Using a custom docker image

Hello,

I am getting stuck trying to run a job using a custom docker image and would like some advice.

I am trying to use my own custom image based off the nvidia modulus image (nvcr.io/nvidia/modulus/modulus) as I need to newer code than in the base image.
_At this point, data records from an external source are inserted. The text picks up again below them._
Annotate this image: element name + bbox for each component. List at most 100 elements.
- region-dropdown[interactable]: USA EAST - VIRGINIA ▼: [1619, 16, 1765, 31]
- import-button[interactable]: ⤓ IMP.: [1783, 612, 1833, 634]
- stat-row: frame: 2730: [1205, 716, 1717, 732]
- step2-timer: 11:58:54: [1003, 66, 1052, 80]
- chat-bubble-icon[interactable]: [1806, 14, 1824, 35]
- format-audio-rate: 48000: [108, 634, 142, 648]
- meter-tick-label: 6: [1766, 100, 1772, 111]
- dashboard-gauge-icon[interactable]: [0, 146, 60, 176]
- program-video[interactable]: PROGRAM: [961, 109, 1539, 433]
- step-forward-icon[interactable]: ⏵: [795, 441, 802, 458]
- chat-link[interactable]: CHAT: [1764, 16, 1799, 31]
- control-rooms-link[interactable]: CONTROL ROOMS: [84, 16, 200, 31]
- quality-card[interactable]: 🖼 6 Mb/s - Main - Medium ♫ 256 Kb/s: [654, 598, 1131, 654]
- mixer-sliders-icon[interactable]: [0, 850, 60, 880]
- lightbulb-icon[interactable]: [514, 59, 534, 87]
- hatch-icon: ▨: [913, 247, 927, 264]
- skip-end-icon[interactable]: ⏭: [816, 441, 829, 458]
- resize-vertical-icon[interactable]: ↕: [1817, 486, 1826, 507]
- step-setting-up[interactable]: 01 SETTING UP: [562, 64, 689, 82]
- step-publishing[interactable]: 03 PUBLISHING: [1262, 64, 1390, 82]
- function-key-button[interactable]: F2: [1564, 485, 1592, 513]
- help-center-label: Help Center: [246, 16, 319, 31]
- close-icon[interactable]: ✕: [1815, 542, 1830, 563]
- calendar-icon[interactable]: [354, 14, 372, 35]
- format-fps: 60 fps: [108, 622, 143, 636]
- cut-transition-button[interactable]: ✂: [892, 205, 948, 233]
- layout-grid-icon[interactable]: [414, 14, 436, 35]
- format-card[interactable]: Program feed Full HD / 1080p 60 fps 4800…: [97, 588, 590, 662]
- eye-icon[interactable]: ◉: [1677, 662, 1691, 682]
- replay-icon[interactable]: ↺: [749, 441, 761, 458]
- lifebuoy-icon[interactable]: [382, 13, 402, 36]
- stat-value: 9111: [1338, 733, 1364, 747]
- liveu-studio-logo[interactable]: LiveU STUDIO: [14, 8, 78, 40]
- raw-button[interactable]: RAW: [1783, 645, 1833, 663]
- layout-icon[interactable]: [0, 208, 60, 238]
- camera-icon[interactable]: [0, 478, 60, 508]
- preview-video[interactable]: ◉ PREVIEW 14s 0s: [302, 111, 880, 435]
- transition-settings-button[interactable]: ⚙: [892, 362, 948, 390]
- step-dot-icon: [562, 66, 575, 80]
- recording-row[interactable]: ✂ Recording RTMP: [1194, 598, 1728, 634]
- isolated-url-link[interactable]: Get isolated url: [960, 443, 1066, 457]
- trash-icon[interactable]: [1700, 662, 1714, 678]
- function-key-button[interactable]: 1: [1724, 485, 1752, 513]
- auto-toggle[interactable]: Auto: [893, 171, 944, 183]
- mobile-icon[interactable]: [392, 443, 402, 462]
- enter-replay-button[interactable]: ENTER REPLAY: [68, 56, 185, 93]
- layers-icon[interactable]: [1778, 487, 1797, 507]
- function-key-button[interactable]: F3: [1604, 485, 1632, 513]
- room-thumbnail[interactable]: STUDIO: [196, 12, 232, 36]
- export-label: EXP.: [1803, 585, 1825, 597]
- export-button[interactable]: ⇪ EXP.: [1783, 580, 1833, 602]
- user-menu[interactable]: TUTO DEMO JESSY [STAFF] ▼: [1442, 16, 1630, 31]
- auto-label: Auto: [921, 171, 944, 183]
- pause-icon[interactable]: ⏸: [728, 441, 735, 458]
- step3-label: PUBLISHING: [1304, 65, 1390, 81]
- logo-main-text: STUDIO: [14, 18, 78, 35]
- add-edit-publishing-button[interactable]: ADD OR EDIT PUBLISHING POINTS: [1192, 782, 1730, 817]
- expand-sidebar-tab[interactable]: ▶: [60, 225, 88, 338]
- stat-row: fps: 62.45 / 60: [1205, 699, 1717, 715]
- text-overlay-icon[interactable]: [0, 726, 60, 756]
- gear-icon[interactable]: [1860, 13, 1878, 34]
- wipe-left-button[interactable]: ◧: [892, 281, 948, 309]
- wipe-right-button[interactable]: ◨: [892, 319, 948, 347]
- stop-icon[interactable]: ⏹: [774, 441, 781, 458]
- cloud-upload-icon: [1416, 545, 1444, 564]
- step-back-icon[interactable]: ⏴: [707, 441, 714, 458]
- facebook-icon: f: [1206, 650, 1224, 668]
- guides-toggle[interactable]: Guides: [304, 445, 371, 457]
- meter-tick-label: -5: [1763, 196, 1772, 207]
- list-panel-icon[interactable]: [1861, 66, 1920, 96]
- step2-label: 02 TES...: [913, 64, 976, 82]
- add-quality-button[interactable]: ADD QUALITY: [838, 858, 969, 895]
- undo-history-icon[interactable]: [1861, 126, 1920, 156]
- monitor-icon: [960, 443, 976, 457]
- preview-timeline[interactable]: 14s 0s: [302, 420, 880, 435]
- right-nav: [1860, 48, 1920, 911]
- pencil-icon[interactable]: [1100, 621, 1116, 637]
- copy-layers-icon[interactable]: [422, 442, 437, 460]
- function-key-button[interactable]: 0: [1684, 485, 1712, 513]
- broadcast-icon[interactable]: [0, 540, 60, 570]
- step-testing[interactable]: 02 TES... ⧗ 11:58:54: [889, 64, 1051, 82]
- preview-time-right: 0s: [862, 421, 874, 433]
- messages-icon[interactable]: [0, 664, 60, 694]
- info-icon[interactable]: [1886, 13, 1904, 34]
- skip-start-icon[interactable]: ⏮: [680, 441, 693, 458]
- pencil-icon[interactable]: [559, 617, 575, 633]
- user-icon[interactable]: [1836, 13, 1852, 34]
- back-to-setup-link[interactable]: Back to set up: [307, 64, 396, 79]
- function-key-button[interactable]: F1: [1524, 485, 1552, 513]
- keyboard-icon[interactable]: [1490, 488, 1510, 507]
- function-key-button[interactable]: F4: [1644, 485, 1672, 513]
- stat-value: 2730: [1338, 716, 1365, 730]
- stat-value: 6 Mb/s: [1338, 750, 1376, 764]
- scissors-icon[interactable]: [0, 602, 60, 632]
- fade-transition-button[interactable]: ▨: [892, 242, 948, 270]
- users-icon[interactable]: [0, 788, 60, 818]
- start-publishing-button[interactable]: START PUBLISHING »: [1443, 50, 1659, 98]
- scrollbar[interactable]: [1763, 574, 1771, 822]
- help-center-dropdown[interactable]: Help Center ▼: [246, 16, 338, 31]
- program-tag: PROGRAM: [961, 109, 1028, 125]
This is my dockerfile to generate my image

ARG PYT_VER=23.08
FROM nvcr.io/nvidia/modulus/modulus:$PYT_VER as builder

RUN python -m pip install tensorflow
RUN python -m pip uninstall -y nvidia-modulus nvidia-modulus.sym nvidia-modulus.launch

ENV PYTHONPATH=/modulus/:/modulus-sym/:/modulus-launch/ 

WORKDIR /modulus-launch/examples/cfd/vortex_shedding_mgn

ENTRYPOINT ["sh", "launch.sh"]

It just uninstalls the existing modulus code and installs tensorflow.

The build isn’t fancy

docker build -t my_modulus:latest -f Dockerfile .

For reference my launch.sh

python -m pip uninstall nvidia-modulus nvidia-modulus.sym nvidia-modulus.launch -y

cd /modulus/
python -m pip install -e .

cd /modulus-sym/
python -m pip install -e .

cd /modulus-launch/
python -m pip install -e .

cd /modulus-launch/examples/cfd/vortex_shedding_mgn/
git config --global --add safe.directory /modulus-launch

pip install wandb --upgrade

python /modulus-launch/examples/cfd/vortex_shedding_mgn/wandb_train.py "$@"

This makes sure the container has modulus uninstalled and then installs a local version from the mounting points. Finally it run the training script.

To test my image I have used

docker run -e WANDB_API_KEY=<my api key> -e WANDB_DOCKER="my_modulus:latest" --shm-size=1g --ulimit memlock=-1 --ulimit stack=67108864 --runtime nvidia -v <my path to modulus-launch>:/modulus-launch -v <my path to modulus>:/modulus -v <my path to modulus-sym>:/modulus-sym -v <my path to my dataset>:/datasets/ -v <my path to my workspace>:/workspace/ -it --rm my_modulus:latest --project <project name> --entity <my entity>

This works fine and I get a job created on wandb.

I have setup a docker queue

env:
  - PYTHONPATH=/modulus/:/modulus-sym/:/modulus-launch/
gpus: all
volume:
  - <local path>:/modulus-launch
  - <local path>:/modulus
  - <local path>:/modulus-sym
  - <local path>:/datasets/
  - <local path>:/workspace/
builder:
  accelerator:
    base_image: my_modulus:latest

I have tried with and without the builder.

When launching the job from the website I use these options

{
    "args": [
        "--project",
        "<my project>",
        "--entity",
        "<my entitiy>"
    ],
    "run_config": {
        "epochs": 25,
        "ckpt_path": "/workspace/checkpoints_training_6"
    },
    "entry_point":
    [
    ]
}

This is to test changing the number of epoch and to save the checkpoints to a different folder.

The error I get is this

wandb: launch: Launching run in docker with command: docker run --rm -e WANDB_BASE_URL=https://api.wandb.ai -e WANDB_API_KEY -e WANDB_PROJECT=<project> -e WANDB_ENTITY=<my entity> -e WANDB_LAUNCH=True -e WANDB_RUN_ID=7dyx6mlk -e WANDB_USERNAME=<my username> -e WANDB_CONFIG='{"epochs": 25, "ckpt_path": "/workspace/checkpoints_training_6"}' -e WANDB_ARTIFACTS='{"_wandb_job": "<entity>/<project>/job-<job name>_wandb_train.py:latest"}' --env PYTHONPATH=/modulus/:/modulus-sym/:/modulus-launch/ --gpus all --volume <local path>:/modulus-launch --volume <local path>:/modulus --volume <local path>:/modulus-sym --volume <local path>:/datasets/ --volume <local path>:/workspace/  <>_wandb_train.py:7864ffe4
Traceback (most recent call last):
  File "<>/examples/cfd/vortex_shedding_mgn/wandb_train.py", line 20, in <module>
    import torch
ModuleNotFoundError: No module named 'torch'

Looking at the documentation it isn’t clear to me how to do this correctly. If anyone has some advice on how to use a docker image similar to what I have created above I would be grateful.

Thanks

LimitingFactor

Hey @limitingfactor - in your setup are you explicitly installing pytorch anywhere? We don’t automatically do this, so I just wanted to check on what happens if you explicitly download this beforehand or include it in your setup.

Hi @uma-wandb, I am using the Nvidia modulus image as a starting point which already has pytorch installed in it.

hey @limitingfactor - were you able to get this up and running? have you run into any further issues?